The toppings bar is one genuine advantage Five Guys has over competitors. Lettuce, tomatoes, onions, mushrooms, jalapeƱos, and green peppers are all available at no extra charge and add negligible calories. Loading up on vegetables instead of reaching for mayo or cheese makes a real difference. Skip the mayo (which also contains HFCS) and opt for mustard, hot sauce, or grilled onions for flavor without the calorie hit.
The hardest call is the fries. Splitting a regular order with someone else is the most practical approach, since even a “little” fry at Five Guys is still a large portion by normal standards. If you skip fries entirely, a little cheeseburger with vegetables becomes a reasonable meal.

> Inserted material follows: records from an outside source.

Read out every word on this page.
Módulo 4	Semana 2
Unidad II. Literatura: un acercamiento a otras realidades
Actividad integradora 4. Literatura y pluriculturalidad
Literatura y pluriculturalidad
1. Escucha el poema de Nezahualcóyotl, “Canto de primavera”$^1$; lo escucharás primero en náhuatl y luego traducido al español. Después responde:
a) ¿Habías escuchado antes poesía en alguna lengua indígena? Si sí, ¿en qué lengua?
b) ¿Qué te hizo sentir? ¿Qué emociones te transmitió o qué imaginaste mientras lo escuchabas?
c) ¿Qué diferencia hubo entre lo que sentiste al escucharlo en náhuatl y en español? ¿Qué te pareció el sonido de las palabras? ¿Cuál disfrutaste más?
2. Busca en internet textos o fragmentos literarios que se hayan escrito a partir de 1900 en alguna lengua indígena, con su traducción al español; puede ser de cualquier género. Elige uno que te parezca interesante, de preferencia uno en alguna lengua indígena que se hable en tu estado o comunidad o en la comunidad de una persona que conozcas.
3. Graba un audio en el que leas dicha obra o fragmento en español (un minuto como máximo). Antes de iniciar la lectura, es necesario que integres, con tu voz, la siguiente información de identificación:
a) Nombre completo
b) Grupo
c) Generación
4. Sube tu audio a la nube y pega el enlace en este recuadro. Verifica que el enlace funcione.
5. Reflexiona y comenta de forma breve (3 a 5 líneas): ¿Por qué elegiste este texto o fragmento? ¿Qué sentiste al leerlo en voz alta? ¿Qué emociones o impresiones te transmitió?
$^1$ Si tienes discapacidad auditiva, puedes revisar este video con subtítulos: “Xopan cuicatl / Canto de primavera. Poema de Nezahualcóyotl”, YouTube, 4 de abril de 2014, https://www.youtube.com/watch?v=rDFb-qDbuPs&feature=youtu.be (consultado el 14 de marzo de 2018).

Peanut Oil and Allergy Considerations
Five Guys cooks exclusively in peanut oil and keeps open containers of peanuts in its restaurants. The oil itself is highly refined, which removes nearly all detectable peanut protein. The FDA actually exempts highly refined peanut oil from allergen labeling requirements, and most people with peanut allergies tolerate it without issues. The real risk at Five Guys comes from cross-contact with the whole peanuts sitting out in the dining area, not from the frying oil. If you have a peanut allergy, the environment itself poses a greater concern than the cooking method.
The Bottom Line on Nutrition
Five Guys is genuinely one of the highest-calorie fast food options you can choose. The combination of double-patty burgers, enormous fry portions, and calorie-dense milkshakes makes it easy to consume a full day’s worth of calories, fat, and sodium in a single meal. The ingredients are relatively simple compared to some chains (no artificial preservatives in the buns, peanut oil instead of hydrogenated alternatives), but simple ingredients don’t offset the sheer volume of calories and sodium.
Eating there occasionally and making smart substitutions (single patty, lettuce wrap, shared or skipped fries) turns it into something your diet can absorb. Treating it as a regular habit with full-size orders is where the real health cost shows up.